Conway, John Basil (Fr Ambrose) (1906–86), Cistercian monk, was born 13 March 1906 in Ennis, Co. Clare, one of three children of Jeremiah Francis Conway, a member of the RIC, and Alice Conway (née O'Shea). Conway was educated at Summerhill College, Co. Sligo, before his family moved to Dublin. On finishing school he worked in the civil service having been refused entry into the Jesuits, who felt he was unsuitable for their order. As an avid reader he became interested in the lives of Trappist monks, which led to his entry in 1925 into Mount Saint Joseph Abbey, Roscrea, to study to become a Cistercian monk. He flourished in the Cistercian order and was given the rare honour of being made father master of the brothers of the order even before he became a deacon. Ordained to the priesthood on 13 August 1933, Conway took the religious name of Fr Ambrose, and was devoted to the study and teaching of moral theology throughout his life.

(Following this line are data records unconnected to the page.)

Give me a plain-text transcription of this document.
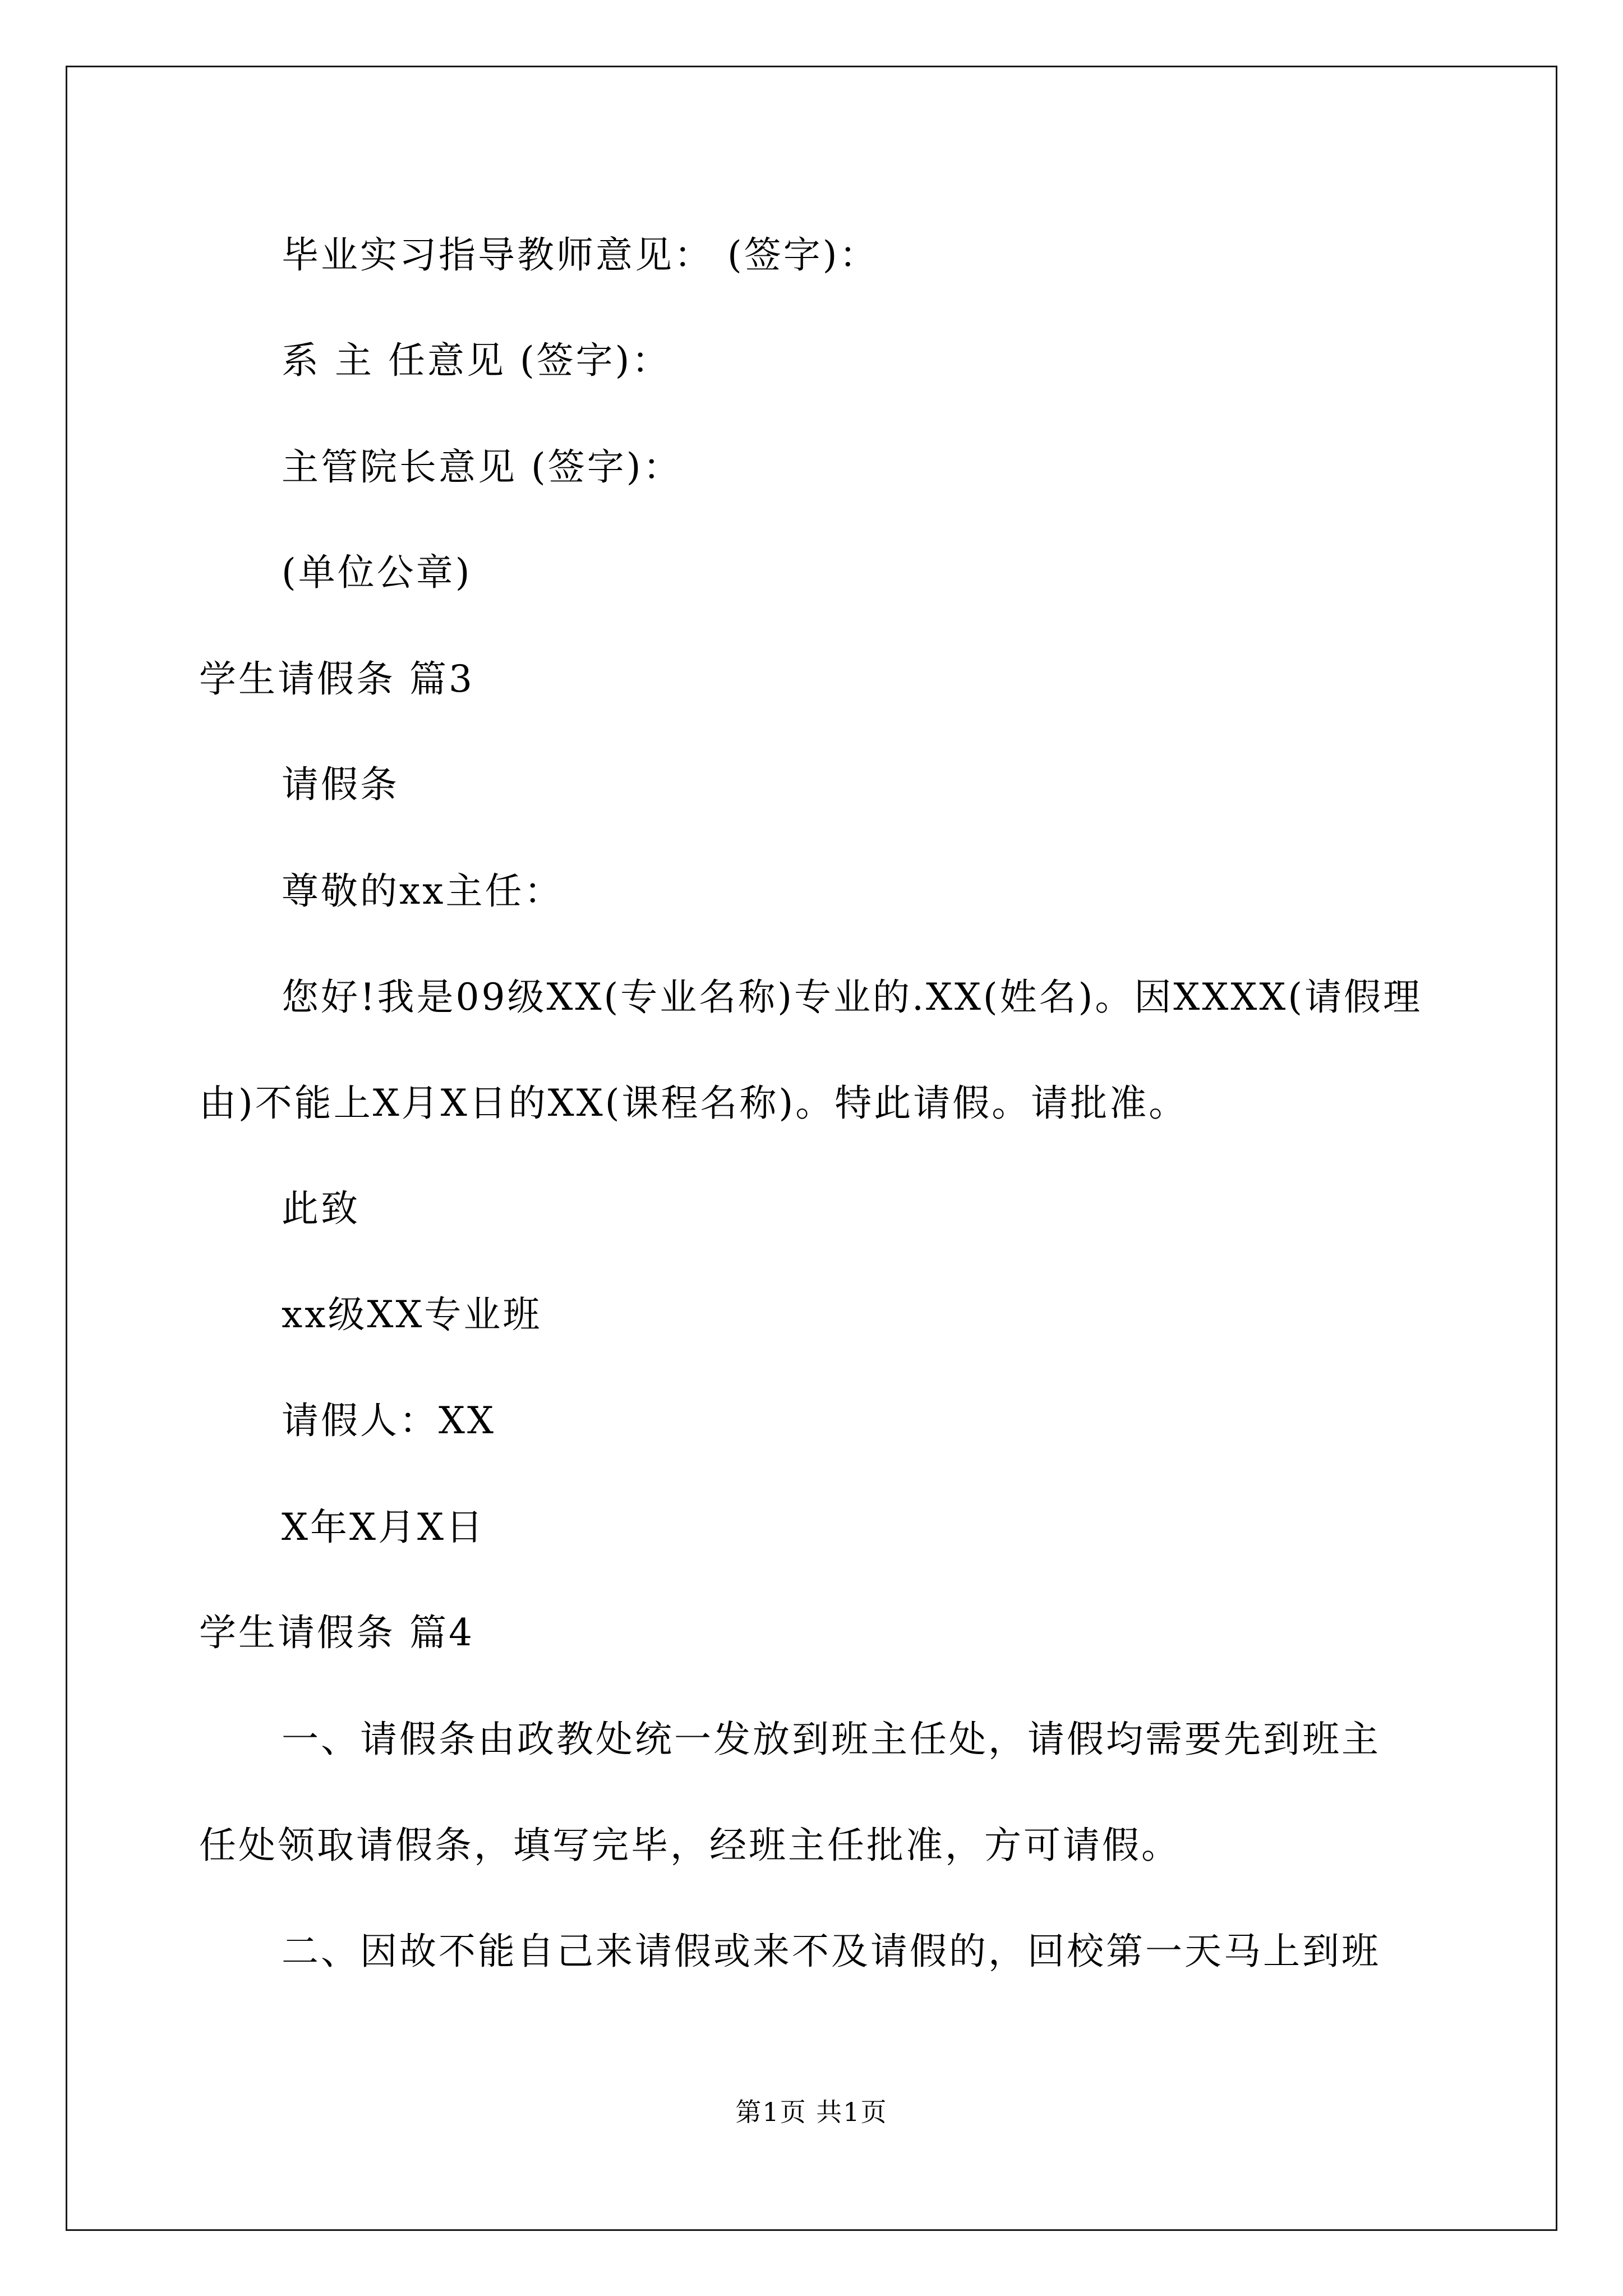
毕业实习指导教师意见： (签字)：
系 主 任意见 (签字)：
主管院长意见 (签字)：
(单位公章)
学生请假条 篇3
请假条
尊敬的xx主任：
您好!我是09级XX(专业名称)专业的.XX(姓名)。因XXXX(请假理
由)不能上X月X日的XX(课程名称)。特此请假。请批准。
此致
xx级XX专业班
请假人：XX
X年X月X日
学生请假条 篇4
一、请假条由政教处统一发放到班主任处，请假均需要先到班主
任处领取请假条，填写完毕，经班主任批准，方可请假。
二、因故不能自己来请假或来不及请假的，回校第一天马上到班
第1页 共1页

In 1946 Fr Ambrose was chosen as second superior for the new Cistercian foundation at Nunraw, near Edinburgh, which was the first Cistercian monastery to be established in Scotland since the Reformation. It was founded on 29 January 1946 at the invitation of Dr MacDonald, archbishop of St Andrews and Edinburgh, as a daughter house of Mount Saint Joseph Abbey.
In 1960 Fr Ambrose was reluctantly persuaded to participate in Malcolm Muggeridge's television documentary on the Cistercians, ‘A hard bed to lie on’. Deeply impressed by Fr Ambrose's piety and charity, Muggeridge described him as the only living saint he ever met. He died 28 November 1986 in Nunraw.